It’s a tale as old as microtransactions, and yet every time it happens it still causes a bit of a giggle. It’s no secret that Gears 5 has been plagued with issues since release in early September, from hilariously priced microtransactions attached to an obscene grind made to encourage said microtransactions, to conflicting accounts to how big the release weekend actually was, Gears 5 is clearly the latest casualty in developers chasing colloquial whales.
Rod Fergusson is apparently still ‘learning as they go’ in terms of microtransaction prices; apparently asking $100 isn’t to mitigate an intentionally added grind isn’t popular, how could they have known? $8 for a unique spray of blood isn’t a deal worthy of calling your mother? What has the world come to?
We’re learning as we go. This is a completely different economy from Gears 4 (removed Gear packs) so it will take a little time to work through any issues. Our first attempt is not our last and we will continue to evolve until we get it right https://t.co/oHTM3dT4rf
— Rod Fergusson (@GearsViking) September 29, 2019
Gears 5 baffling changes have harmed more than the community feelings, however; the game has suffered a massive hit to the player base as gamers find themselves simply not wanting to play rather than slogging through the grindiest game in recent memory. It’s currently sitting at 52% of all Steam purchasers (that have opted to leave a review) recommending the game. The primary complaints are a complete lack of player base and obscene microtransactions placed on top of a very grindy game.
The player base issue is concerning; the game released a month and a half ago, and developer The Coalition has made no secret that they desired Gears 5 to have some form of competitive league. Players have reported on Reddit that finding an online match takes over thirty minutes if you want to play with other people.

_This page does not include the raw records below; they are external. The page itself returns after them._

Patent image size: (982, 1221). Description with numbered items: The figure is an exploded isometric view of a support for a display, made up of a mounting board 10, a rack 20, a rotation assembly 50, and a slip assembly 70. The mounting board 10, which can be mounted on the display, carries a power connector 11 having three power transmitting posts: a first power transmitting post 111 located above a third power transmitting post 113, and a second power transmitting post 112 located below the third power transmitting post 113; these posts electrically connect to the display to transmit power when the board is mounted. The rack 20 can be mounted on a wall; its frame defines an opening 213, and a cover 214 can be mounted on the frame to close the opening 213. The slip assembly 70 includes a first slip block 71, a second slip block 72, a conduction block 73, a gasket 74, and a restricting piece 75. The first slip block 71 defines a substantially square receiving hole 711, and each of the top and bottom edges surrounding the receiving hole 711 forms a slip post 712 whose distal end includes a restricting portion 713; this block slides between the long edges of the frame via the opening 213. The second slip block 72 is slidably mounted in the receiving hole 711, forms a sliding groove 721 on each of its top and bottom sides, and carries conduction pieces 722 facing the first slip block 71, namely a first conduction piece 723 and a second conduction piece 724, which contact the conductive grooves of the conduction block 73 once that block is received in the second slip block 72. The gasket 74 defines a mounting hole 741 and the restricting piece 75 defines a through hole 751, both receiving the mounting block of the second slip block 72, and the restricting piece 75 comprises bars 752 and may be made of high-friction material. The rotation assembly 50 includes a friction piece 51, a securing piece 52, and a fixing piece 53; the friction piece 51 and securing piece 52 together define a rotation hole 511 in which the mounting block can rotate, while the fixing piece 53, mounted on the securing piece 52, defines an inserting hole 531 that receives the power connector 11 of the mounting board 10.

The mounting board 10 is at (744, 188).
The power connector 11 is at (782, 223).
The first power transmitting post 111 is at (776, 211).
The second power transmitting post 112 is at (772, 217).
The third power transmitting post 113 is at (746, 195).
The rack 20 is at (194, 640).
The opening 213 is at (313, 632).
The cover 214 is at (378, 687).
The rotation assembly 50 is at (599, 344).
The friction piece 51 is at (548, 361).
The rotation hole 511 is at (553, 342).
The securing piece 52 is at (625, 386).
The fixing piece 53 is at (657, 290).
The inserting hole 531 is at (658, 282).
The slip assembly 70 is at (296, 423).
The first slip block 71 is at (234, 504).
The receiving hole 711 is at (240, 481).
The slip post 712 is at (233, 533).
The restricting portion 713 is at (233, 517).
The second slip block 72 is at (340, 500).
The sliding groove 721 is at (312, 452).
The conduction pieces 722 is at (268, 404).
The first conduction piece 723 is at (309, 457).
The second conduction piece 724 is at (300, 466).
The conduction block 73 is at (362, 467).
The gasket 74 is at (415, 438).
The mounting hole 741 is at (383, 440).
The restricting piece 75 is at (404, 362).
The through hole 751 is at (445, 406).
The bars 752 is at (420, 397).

🔹 WEEKEND DEAL 🔹 Save 50% on Gears 5https://t.co/JVl95pqot5#SteamDeals pic.twitter.com/kHDGQHar9Q
— Steam (@steam_games) November 21, 2019
Reports on the microtransactions have found many players simply quitting the game, as progression is obscenely tedious. This isn’t the first game to be brutally dissected due to developers trying to push microtransactions, and it, unfortunately, won’t be the last. It turns out when you charge your players to progress, on top of already charging them for a full game, gamers would rather just not play.
Microtransactions are very confusing to The Coalition, apparently, and they’ll continue to figure this whole confusing thing out.
Arguably, at some point we’ll have to rename microtransactions industry-wide; the prices are becoming more of additional investments.
There’s a long history of why this game is currently 50% off, and it feels like a last-ditch effort of both The Coalition and Xbox Game Studios to save a game that isn’t close to its projected earnings. So much for the e-sport league.
Yet if you find yourself a glutton for punishment, or you simply want to see the bizarre turn The Coalition took with their staple franchise, it just might be worth the current $29.99 price tag. The primary curiosity is if it’s also worth an additional $100 to escape the grind.